Functionalized halloysite nanotubes incorporated thin film nanocomposite nanofiltration membrane for treatment of wastewaters containing metal ions

Abstract

The high concentrations of heavy metal ions in industrial effluents are one of the most challenging wastewaters to deal with. In this study and in order to change the inner diameter of the halloysite nanotubes (HNT), their internal surface was coated by different polymers (polydopamine, polyaniline and polystyrene) and then, the modified nanotubes were incorporated in the polyamide thin film NF membrane for the treatment of metal ions solutions. Fourier Transform Infrared Spectroscopy (FTIR), X-ray diffraction (XRD) and Brunauer-Emmett-Teller (BET) studies indicated that the internal coating was successful. Furthermore, the neat and modified nanofiltration (NF) membranes were characterized in terms of morphology, contact angle, water flux and metal ion rejection. The modified membranes displayed lower contact angle values (29.4% reduction) that can be linked to the hydrophilic groups in the structure of the coated polymers and the smoother surface of the thin film nanocomposite (TFN) membrane.

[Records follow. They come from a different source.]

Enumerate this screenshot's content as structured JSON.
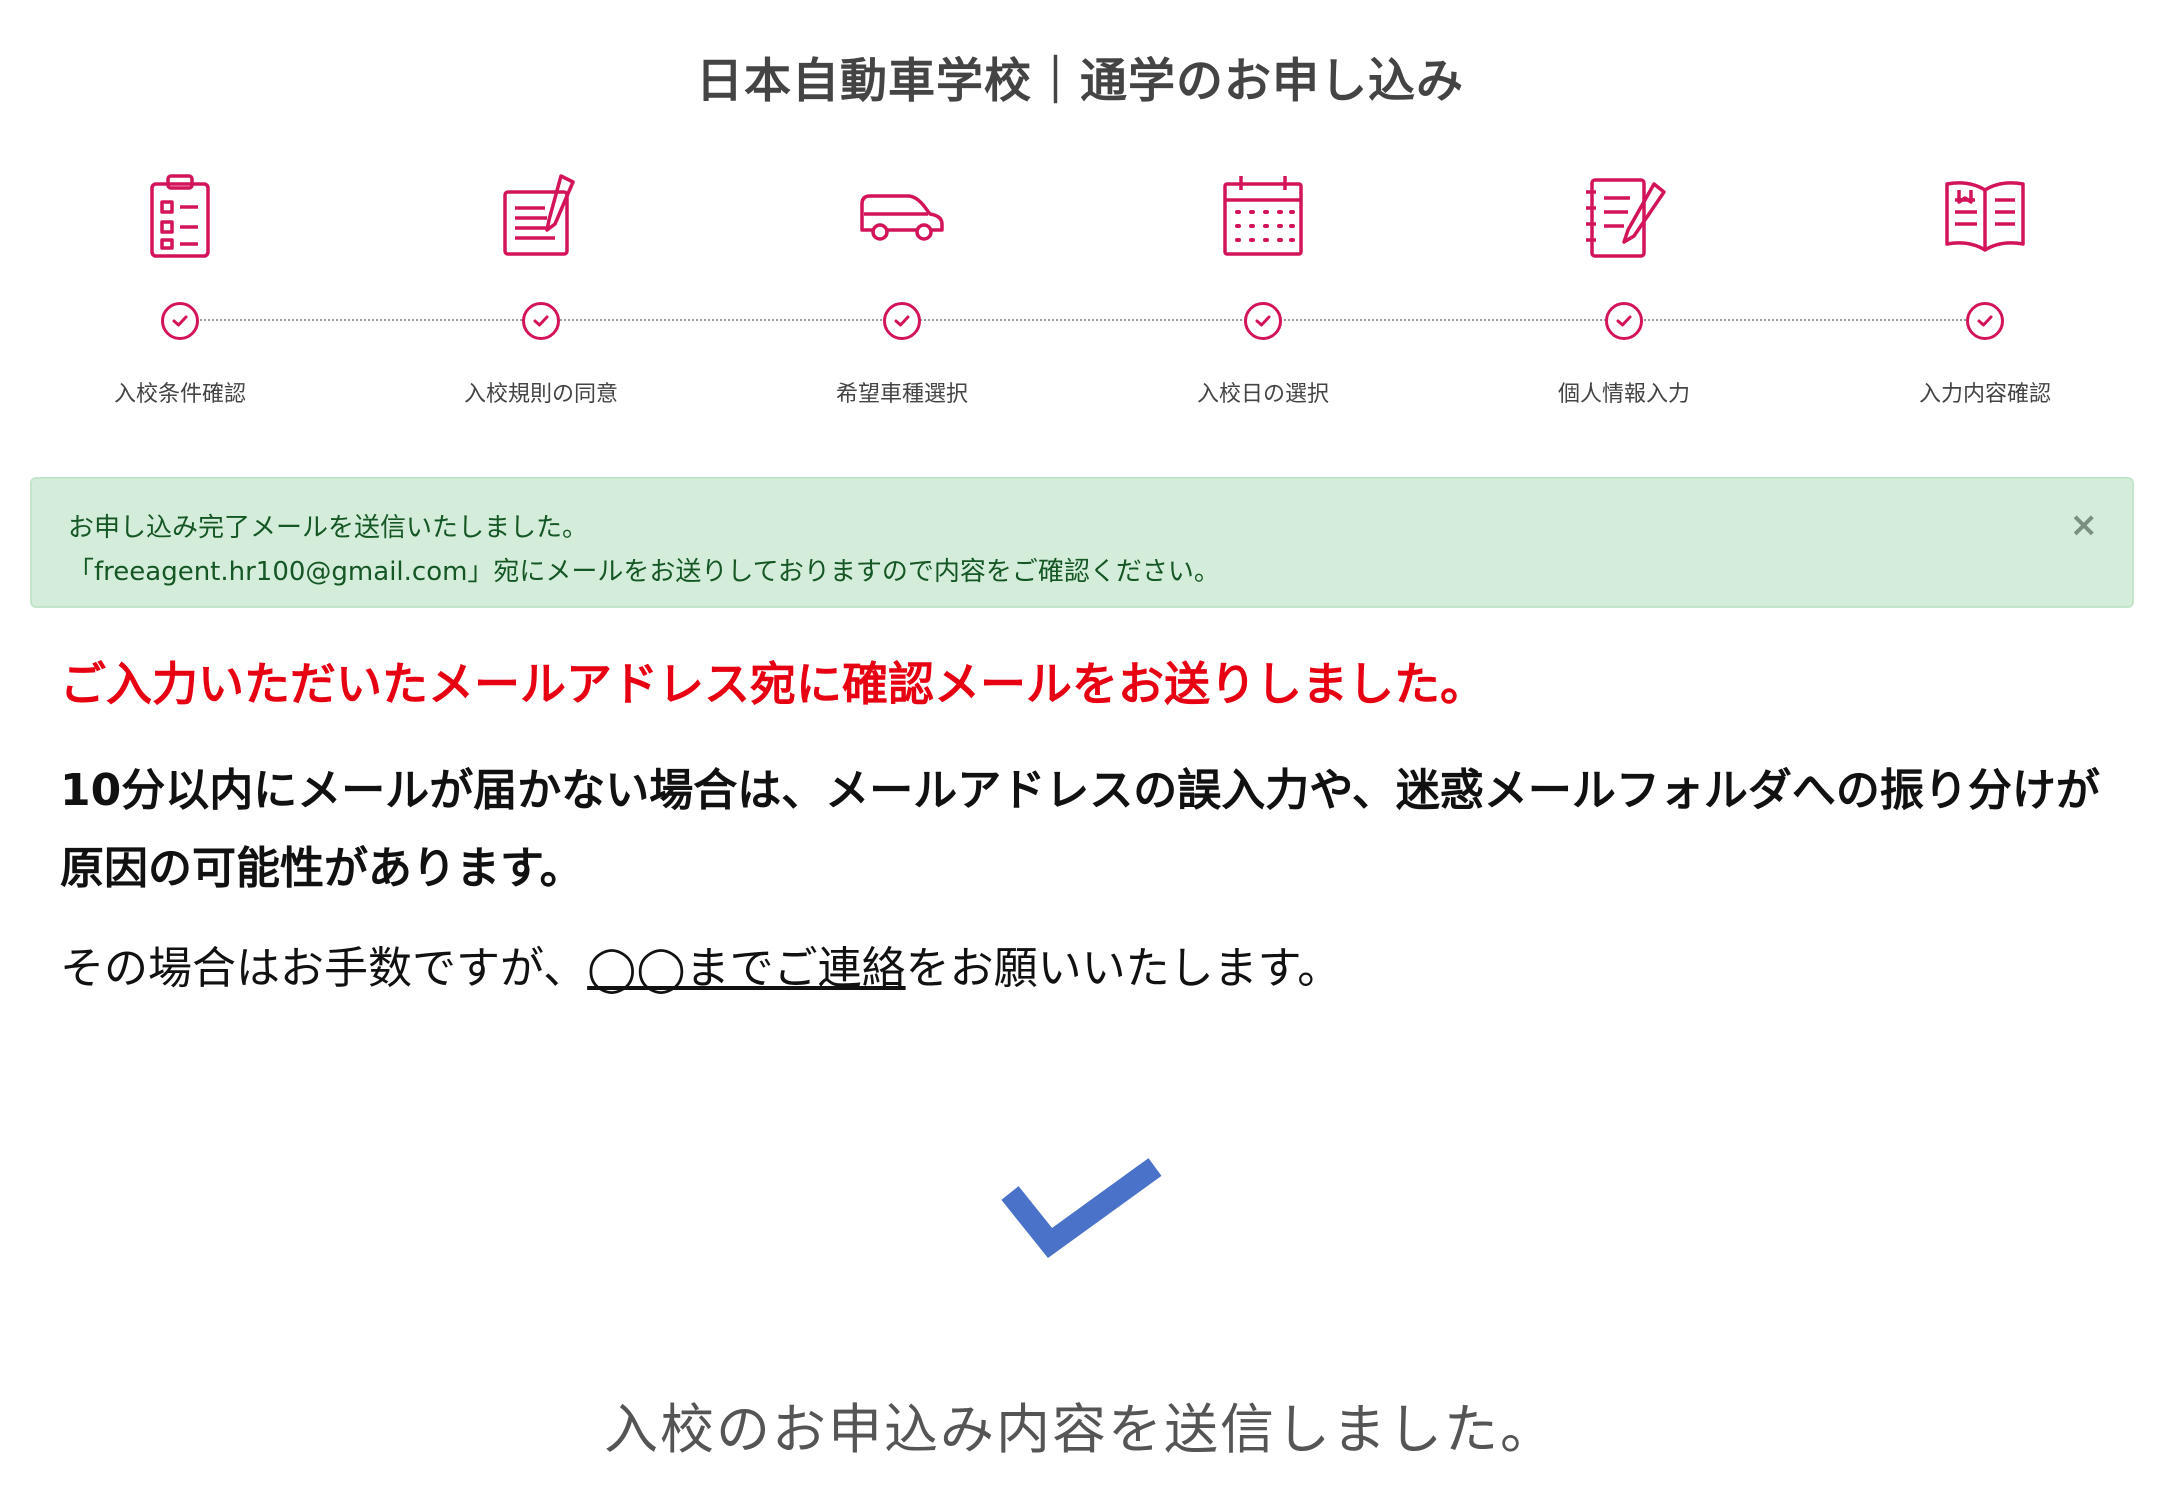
{
  "header": {
    "title": "日本自動車学校｜通学のお申し込み"
  },
  "steps": [
    {
      "label": "入校条件確認",
      "icon": "clipboard-checklist-icon"
    },
    {
      "label": "入校規則の同意",
      "icon": "document-pen-icon"
    },
    {
      "label": "希望車種選択",
      "icon": "car-icon"
    },
    {
      "label": "入校日の選択",
      "icon": "calendar-icon"
    },
    {
      "label": "個人情報入力",
      "icon": "notebook-pen-icon"
    },
    {
      "label": "入力内容確認",
      "icon": "open-book-icon"
    }
  ],
  "colors": {
    "accent": "#d4145a",
    "alert_bg": "#d4edda",
    "alert_text": "#155724",
    "warning_red": "#e60012",
    "check_blue": "#4a72c8"
  },
  "alert": {
    "line1": "お申し込み完了メールを送信いたしました。",
    "line2": "「freeagent.hr100@gmail.com」宛にメールをお送りしておりますので内容をご確認ください。",
    "close": "×"
  },
  "main": {
    "red_heading": "ご入力いただいたメールアドレス宛に確認メールをお送りしました。",
    "bold_para": "10分以内にメールが届かない場合は、メールアドレスの誤入力や、迷惑メールフォルダへの振り分けが原因の可能性があります。",
    "contact_prefix": "その場合はお手数ですが、",
    "contact_link": "◯◯までご連絡",
    "contact_suffix": "をお願いいたします。",
    "done_message": "入校のお申込み内容を送信しました。"
  }
}
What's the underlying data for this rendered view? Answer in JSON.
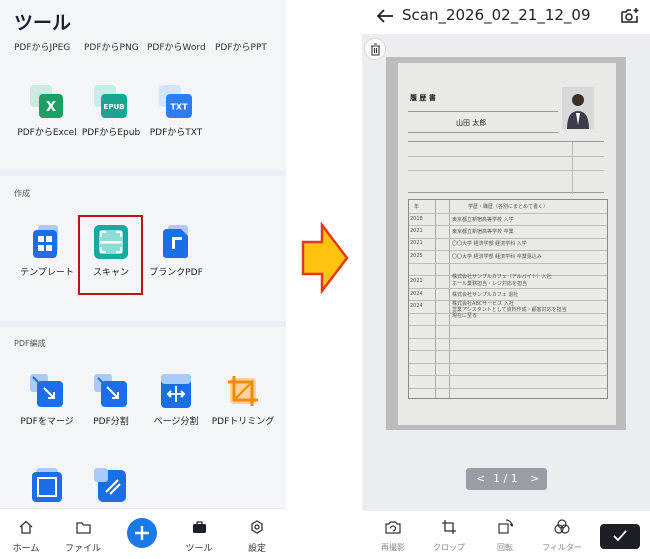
{
  "left": {
    "title": "ツール",
    "top_row": [
      "PDFからJPEG",
      "PDFからPNG",
      "PDFからWord",
      "PDFからPPT"
    ],
    "convert_items": [
      {
        "label": "PDFからExcel",
        "icon": "excel-icon",
        "badge": "X",
        "color": "#1e9e62"
      },
      {
        "label": "PDFからEpub",
        "icon": "epub-icon",
        "badge": "EPUB",
        "color": "#1aa592"
      },
      {
        "label": "PDFからTXT",
        "icon": "txt-icon",
        "badge": "TXT",
        "color": "#2e7cf0"
      }
    ],
    "section_create": "作成",
    "create_items": [
      {
        "label": "テンプレート",
        "icon": "template-icon"
      },
      {
        "label": "スキャン",
        "icon": "scan-icon"
      },
      {
        "label": "ブランクPDF",
        "icon": "blank-pdf-icon"
      }
    ],
    "section_edit": "PDF編成",
    "edit_items": [
      {
        "label": "PDFをマージ",
        "icon": "merge-icon"
      },
      {
        "label": "PDF分割",
        "icon": "split-icon"
      },
      {
        "label": "ページ分割",
        "icon": "page-split-icon"
      },
      {
        "label": "PDFトリミング",
        "icon": "crop-icon"
      }
    ],
    "nav": [
      {
        "label": "ホーム",
        "icon": "home-icon"
      },
      {
        "label": "ファイル",
        "icon": "folder-icon"
      },
      {
        "label": "",
        "icon": "plus-icon"
      },
      {
        "label": "ツール",
        "icon": "toolbox-icon"
      },
      {
        "label": "設定",
        "icon": "settings-icon"
      }
    ],
    "accent": "#1a78e8",
    "highlight_color": "#c0121c"
  },
  "right": {
    "title": "Scan_2026_02_21_12_09",
    "pager": {
      "prev": "<",
      "text": "1 / 1",
      "next": ">"
    },
    "tools": [
      {
        "label": "再撮影",
        "icon": "retake-camera-icon"
      },
      {
        "label": "クロップ",
        "icon": "crop-icon"
      },
      {
        "label": "回転",
        "icon": "rotate-icon"
      },
      {
        "label": "フィルター",
        "icon": "filter-icon"
      }
    ],
    "document": {
      "heading": "履 歴 書",
      "name": "山田 太郎",
      "header_row": "学歴・職歴（各別にまとめて書く）",
      "years": [
        "年",
        "2018",
        "2021",
        "2021",
        "2025",
        "2021",
        "2024",
        "2024"
      ],
      "entries": [
        "東京都立新宿高等学校 入学",
        "東京都立新宿高等学校 卒業",
        "〇〇大学 経済学部 経済学科 入学",
        "〇〇大学 経済学部 経済学科 卒業見込み",
        "株式会社サンプルカフェ（アルバイト）入社",
        "ホール業務担当・レジ対応を担当",
        "株式会社サンプルカフェ 退社",
        "株式会社ABCサービス 入社",
        "営業アシスタントとして資料作成・顧客対応を担当",
        "現在に至る"
      ]
    }
  }
}
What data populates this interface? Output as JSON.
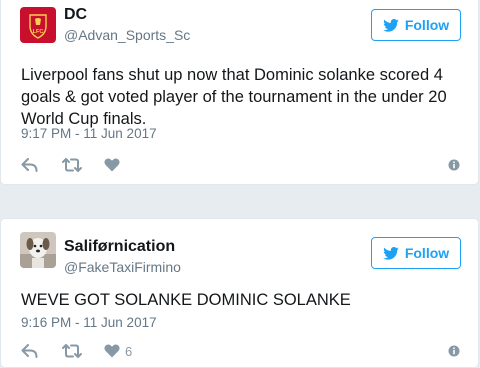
{
  "tweets": [
    {
      "display_name": "DC",
      "handle": "@Advan_Sports_Sc",
      "follow_label": "Follow",
      "text": "Liverpool fans shut up now that Dominic solanke scored 4 goals & got voted player of the tournament in the under 20 World Cup finals.",
      "timestamp": "9:17 PM - 11 Jun 2017",
      "like_count": "",
      "avatar_text": "LFC"
    },
    {
      "display_name": "Saliførnication",
      "handle": "@FakeTaxiFirmino",
      "follow_label": "Follow",
      "text": "WEVE GOT SOLANKE DOMINIC SOLANKE",
      "timestamp": "9:16 PM - 11 Jun 2017",
      "like_count": "6"
    }
  ],
  "colors": {
    "accent": "#1da1f2",
    "muted": "#657786",
    "icon": "#8899a6",
    "lfc_red": "#c8102e",
    "background": "#e6ecf0"
  },
  "icons": [
    "twitter-bird-icon",
    "reply-icon",
    "retweet-icon",
    "heart-icon",
    "info-icon"
  ]
}
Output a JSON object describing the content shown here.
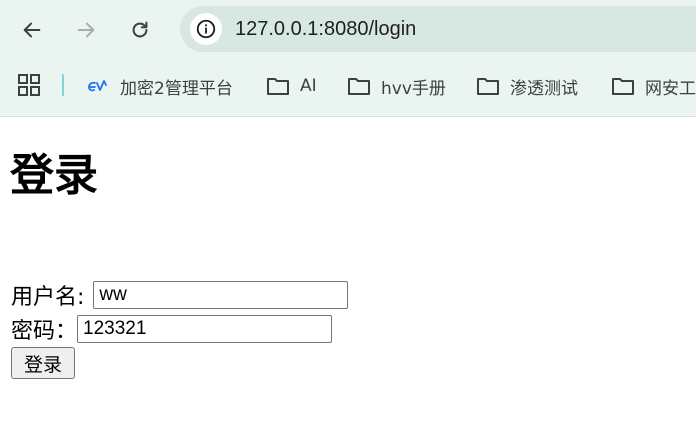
{
  "browser": {
    "url": "127.0.0.1:8080/login",
    "bookmarks": [
      {
        "label": "加密2管理平台",
        "icon": "ev-logo-icon"
      },
      {
        "label": "AI",
        "icon": "folder-icon"
      },
      {
        "label": "hvv手册",
        "icon": "folder-icon"
      },
      {
        "label": "渗透测试",
        "icon": "folder-icon"
      },
      {
        "label": "网安工",
        "icon": "folder-icon"
      }
    ]
  },
  "page": {
    "title": "登录",
    "username_label": "用户名:",
    "username_value": "ww",
    "password_label": "密码：",
    "password_value": "123321",
    "submit_label": "登录"
  },
  "colors": {
    "chrome_bg": "#eaf4f0",
    "omnibox_bg": "#d7e8e2",
    "accent": "#1a73e8"
  }
}
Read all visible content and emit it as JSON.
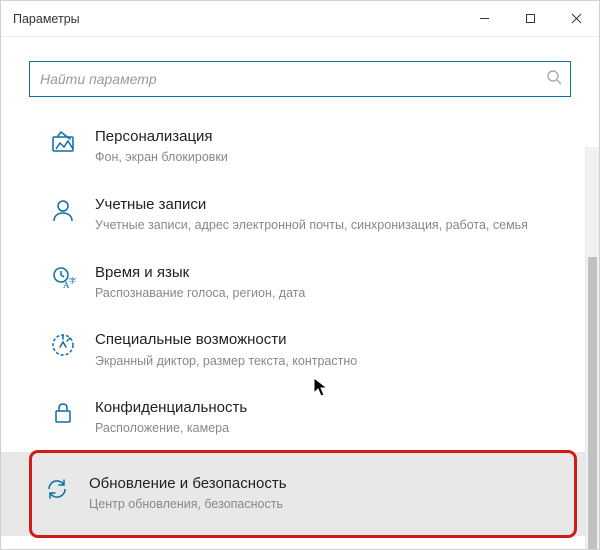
{
  "window": {
    "title": "Параметры"
  },
  "search": {
    "placeholder": "Найти параметр"
  },
  "items": [
    {
      "icon": "personalization",
      "title": "Персонализация",
      "sub": "Фон, экран блокировки"
    },
    {
      "icon": "accounts",
      "title": "Учетные записи",
      "sub": "Учетные записи, адрес электронной почты, синхронизация, работа, семья"
    },
    {
      "icon": "time-language",
      "title": "Время и язык",
      "sub": "Распознавание голоса, регион, дата"
    },
    {
      "icon": "ease-of-access",
      "title": "Специальные возможности",
      "sub": "Экранный диктор, размер текста, контрастно"
    },
    {
      "icon": "privacy",
      "title": "Конфиденциальность",
      "sub": "Расположение, камера"
    },
    {
      "icon": "update-security",
      "title": "Обновление и безопасность",
      "sub": "Центр обновления, безопасность"
    }
  ]
}
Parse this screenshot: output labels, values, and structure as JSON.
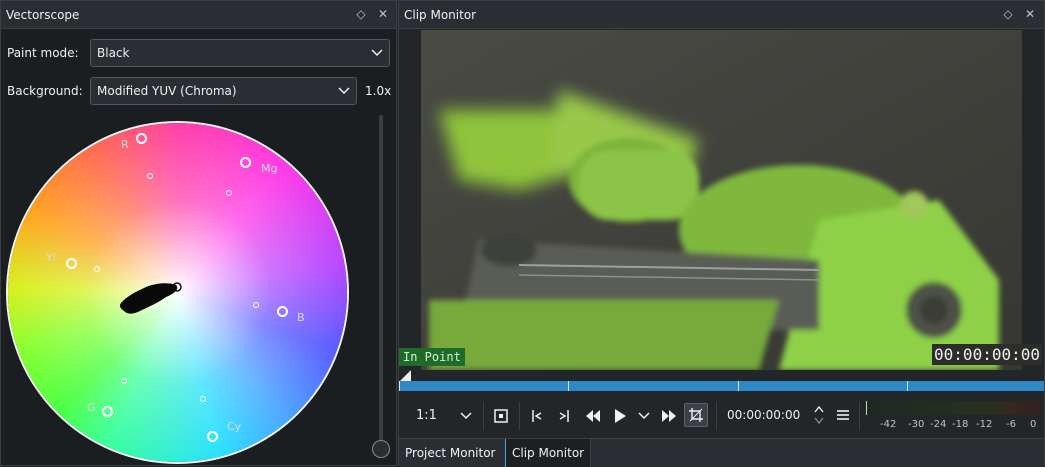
{
  "vectorscope": {
    "title": "Vectorscope",
    "paint_mode_label": "Paint mode:",
    "paint_mode_value": "Black",
    "background_label": "Background:",
    "background_value": "Modified YUV (Chroma)",
    "zoom": "1.0x",
    "wheel_labels": {
      "r": "R",
      "mg": "Mg",
      "yl": "Yl",
      "b": "B",
      "g": "G",
      "cy": "Cy"
    },
    "zoom_slider_level": 0.0
  },
  "clip_monitor": {
    "title": "Clip Monitor",
    "in_point": "In Point",
    "timecode_overlay": "00:00:00:00",
    "zoom_select": "1:1",
    "timecode": "00:00:00:00",
    "meter_scale": [
      "-42",
      "-30",
      "-24",
      "-18",
      "-12",
      "-6",
      "0"
    ],
    "tabs": [
      "Project Monitor",
      "Clip Monitor"
    ],
    "active_tab": "Clip Monitor"
  },
  "icons": {
    "float": "diamond-icon",
    "close": "close-icon",
    "dropdown": "chevron-down-icon"
  },
  "colors": {
    "accent": "#3daee9",
    "timeline_bar": "#2f89c8",
    "in_point_bg": "#1f6b2a"
  }
}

In addition, the permeation fluxes of the modified membranes were improved significantly (33.4% improvement) without any major reduction in their ion rejection; that shows HNTs act as the channels to transfer water through the membrane structure while the coating of the inner surface of HNT reduces the size of the channel and makes more repulsion and steric hindrance for the ion to pass through the nanotubes. Among the fabricated membranes, the NF membrane with 0.05 wt% polystyrene-coated HNT showed the lowest contact angle (55.30o) and the highest water permeation flux (27.51 L m-2 hr-1), compared to the neat TFC membrane (15.26 L m-2 hr-1) and the NF membrane with 0.05 wt% unmodified HNT (20.62 L m-2 hr-1).